Some of the most common limitations include:
- Inflexible scheduling: You can’t delay actions or set workflows to run on very specific future times or on a recurring basis
- No direct email actions: You can’t send fully customized emails to customers, vendors, or staff
- Limited looping and logic branching: You can’t run multiple actions for each line item or split logic across complex criteria
If you’re operating at scale — or want to automate more than just basic alerts and tags — you’ll probably hit a wall.
Using advanced workflow apps for more control
To go further, many merchants turn to more advanced automation tools in the Shopify ecosystem. The right Shopify automation tool offers significantly more power and flexibility without requiring custom development.
With a tool like Arigato, you can:
- Schedule workflows to run at specific times or delay actions (like “3 days after fulfillment”)
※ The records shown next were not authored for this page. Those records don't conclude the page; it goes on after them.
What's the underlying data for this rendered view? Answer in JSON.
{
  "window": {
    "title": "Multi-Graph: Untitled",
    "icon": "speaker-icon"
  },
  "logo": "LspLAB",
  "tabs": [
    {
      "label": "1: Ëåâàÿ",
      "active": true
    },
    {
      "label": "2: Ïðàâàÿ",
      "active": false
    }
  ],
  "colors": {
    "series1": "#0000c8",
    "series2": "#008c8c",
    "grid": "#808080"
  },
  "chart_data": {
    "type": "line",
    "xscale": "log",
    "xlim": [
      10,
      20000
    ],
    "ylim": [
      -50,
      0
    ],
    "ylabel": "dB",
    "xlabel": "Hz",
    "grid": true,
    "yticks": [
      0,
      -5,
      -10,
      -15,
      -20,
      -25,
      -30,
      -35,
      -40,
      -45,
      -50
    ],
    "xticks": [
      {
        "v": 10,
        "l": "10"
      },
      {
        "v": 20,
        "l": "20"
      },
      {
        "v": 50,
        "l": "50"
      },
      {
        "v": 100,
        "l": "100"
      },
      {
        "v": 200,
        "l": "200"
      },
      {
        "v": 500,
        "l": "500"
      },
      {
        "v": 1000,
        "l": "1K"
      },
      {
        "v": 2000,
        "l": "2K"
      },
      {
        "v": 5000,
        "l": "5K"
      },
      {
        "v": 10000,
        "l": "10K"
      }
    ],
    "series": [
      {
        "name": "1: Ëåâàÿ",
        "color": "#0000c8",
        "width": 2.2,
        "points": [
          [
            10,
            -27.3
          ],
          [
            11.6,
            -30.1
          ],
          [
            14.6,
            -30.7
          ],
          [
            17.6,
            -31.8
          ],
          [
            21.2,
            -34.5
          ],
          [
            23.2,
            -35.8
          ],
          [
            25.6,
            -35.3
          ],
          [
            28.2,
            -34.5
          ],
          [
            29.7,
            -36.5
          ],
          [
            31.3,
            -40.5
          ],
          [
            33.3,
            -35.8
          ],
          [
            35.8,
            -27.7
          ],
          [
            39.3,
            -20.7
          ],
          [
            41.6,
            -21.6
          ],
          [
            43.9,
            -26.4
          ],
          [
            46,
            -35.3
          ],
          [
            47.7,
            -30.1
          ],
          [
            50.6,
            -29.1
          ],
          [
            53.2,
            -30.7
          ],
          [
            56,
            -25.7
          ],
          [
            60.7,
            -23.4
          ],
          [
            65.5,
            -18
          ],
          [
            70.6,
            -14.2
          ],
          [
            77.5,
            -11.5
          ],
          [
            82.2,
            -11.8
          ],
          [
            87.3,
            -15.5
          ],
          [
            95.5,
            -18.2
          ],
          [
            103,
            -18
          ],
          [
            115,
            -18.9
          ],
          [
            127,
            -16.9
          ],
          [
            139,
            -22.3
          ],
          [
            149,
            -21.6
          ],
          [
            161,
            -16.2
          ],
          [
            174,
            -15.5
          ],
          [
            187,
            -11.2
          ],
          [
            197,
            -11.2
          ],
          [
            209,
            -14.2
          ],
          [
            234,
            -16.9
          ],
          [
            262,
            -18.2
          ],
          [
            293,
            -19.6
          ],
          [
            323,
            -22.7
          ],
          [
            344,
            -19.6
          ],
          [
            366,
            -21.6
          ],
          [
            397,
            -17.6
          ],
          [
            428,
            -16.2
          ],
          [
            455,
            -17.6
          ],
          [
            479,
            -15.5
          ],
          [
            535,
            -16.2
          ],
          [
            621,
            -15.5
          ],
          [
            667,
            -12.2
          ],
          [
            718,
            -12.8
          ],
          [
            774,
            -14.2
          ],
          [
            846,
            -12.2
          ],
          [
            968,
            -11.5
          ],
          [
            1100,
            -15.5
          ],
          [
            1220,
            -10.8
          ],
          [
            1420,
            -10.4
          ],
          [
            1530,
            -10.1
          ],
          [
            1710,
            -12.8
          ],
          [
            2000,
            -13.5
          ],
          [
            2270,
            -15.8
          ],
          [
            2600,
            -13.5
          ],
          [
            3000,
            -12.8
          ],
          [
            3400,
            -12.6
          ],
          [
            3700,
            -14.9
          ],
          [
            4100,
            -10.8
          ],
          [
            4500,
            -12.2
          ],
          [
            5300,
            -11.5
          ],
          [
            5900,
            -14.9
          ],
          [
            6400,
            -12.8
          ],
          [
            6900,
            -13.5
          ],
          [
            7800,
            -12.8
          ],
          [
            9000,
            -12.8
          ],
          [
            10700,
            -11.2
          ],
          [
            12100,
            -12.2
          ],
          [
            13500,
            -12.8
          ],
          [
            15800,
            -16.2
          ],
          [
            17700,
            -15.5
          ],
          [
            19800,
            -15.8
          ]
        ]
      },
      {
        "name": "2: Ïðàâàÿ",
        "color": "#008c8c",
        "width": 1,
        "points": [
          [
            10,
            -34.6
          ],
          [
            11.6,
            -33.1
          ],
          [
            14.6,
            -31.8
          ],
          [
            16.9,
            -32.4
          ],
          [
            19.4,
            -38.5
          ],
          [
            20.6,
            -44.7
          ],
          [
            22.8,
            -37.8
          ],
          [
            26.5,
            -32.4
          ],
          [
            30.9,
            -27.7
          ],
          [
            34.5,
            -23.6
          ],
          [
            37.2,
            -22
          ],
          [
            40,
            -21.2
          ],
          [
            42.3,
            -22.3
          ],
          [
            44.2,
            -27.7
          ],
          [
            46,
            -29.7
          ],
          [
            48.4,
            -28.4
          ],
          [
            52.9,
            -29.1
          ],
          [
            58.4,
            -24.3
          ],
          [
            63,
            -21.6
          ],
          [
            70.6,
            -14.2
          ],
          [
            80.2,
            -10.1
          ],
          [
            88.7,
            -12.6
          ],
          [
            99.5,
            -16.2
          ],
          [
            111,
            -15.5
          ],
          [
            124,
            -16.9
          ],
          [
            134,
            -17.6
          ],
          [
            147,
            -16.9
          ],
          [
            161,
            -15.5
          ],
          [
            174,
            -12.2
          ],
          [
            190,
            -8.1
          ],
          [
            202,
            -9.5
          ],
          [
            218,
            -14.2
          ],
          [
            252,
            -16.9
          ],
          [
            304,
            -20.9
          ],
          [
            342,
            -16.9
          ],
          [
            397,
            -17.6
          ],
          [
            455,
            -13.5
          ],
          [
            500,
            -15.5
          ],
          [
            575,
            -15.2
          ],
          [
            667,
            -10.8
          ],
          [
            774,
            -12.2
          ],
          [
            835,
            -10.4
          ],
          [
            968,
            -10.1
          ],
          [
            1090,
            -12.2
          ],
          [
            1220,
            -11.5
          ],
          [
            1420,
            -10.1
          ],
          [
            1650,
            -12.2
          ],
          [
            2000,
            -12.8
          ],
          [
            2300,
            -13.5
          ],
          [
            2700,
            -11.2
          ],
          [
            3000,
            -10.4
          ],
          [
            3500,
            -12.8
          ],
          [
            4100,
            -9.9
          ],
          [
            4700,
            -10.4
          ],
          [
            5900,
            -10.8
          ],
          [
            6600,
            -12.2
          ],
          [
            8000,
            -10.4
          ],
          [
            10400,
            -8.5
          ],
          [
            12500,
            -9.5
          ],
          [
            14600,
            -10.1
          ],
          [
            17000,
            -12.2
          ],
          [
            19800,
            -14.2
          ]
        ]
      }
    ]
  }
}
- Send HTML emails with dynamic content to customers, vendors, or teammates
- Update metafields, sync to external systems, and enrich order, customer, or product data
- Filter and branch logic using multiple conditions, loops, and even custom code
- Track edge cases like fraud risks, shipping delays, loyalty triggers, or fulfillment errors
This makes advanced tools ideal for merchants who want to scale operations without scaling headcount.
When should you consider an advanced Shopify automation tool?
If your current workflows feel like they’re held together by spreadsheets, manual checks, or tagging workarounds, that’s a good sign you’ve outgrown Flow.
Other signs you may need more flexibility:
- You want to send emails with custom formatting or branding
- You want to monitor product-level or variant-level behavior in more detail
- You need to sync Shopify data to tools like Airtable, Trello, Klaviyo, or Slack
- You need to schedule or delay workflows instead of running them immediately
- You want to reuse logic across workflows instead of rebuilding every time
Advanced tools let you automate more of what’s truly unique about your business.
Use templates to get started quickly
The good news? You don’t have to build everything from scratch.
Most automation apps — including Arigato Automation — come with prebuilt templates you can use and customize. These cover common use cases like:
- Tagging VIP customers based on order frequency
- Sending reminder emails for unfulfilled orders
- Notifying your ops team when low-stock items are ordered
- Archiving old blog posts or cleaning up discount logic
- Assigning Trello cards for customer support follow-ups
Apps like Arigato offer a library of 300+ workflow templates, organized by category. You can search by what you’re trying to automate — like fulfillment, customer tagging, order alerts, or product updates — and install a template to modify.
Even if you have a unique use case, starting with a template can give you a foundation to build from.
What to expect when building your first automation
If you’re new to workflow tools, the process usually looks like this:
- Choose your trigger — This might be something like “order created,” “customer updated,” or “product inventory changed.”
- Add filters or conditions — A simple example would be: “only run if customer has tag = wholesale” or “if product quantity is less than 5.”
- Define your actions — These could include sending an email, updating a tag, modifying a metafield, or pushing data to another app.
- Test and preview — Most tools will let you preview how your logic will run using recent store activity.
- Turn it on — Once it’s live, your store will start handling that task automatically — and you’ll never have to think about it again.
Pro tip: start with one workflow, see the value, and then branch out.
Conclusion: automation is how modern stores stay lean
You can’t scale manually — not forever. And you shouldn’t have to.
Shopify automation tools help your store run smarter — tagging customers, routing orders, managing exceptions, and keeping everyone in sync. Shopify Flow gives you a starting point for the basics. But when you’re ready for more — like scheduled emails, metafield sync, or advanced team notifications — tools like Arigato give you the control to build what your store actually needs.
Whether you start from scratch or borrow from a workflow automation template for Shopify, the right automation saves you hours — and helps you grow with less overhead.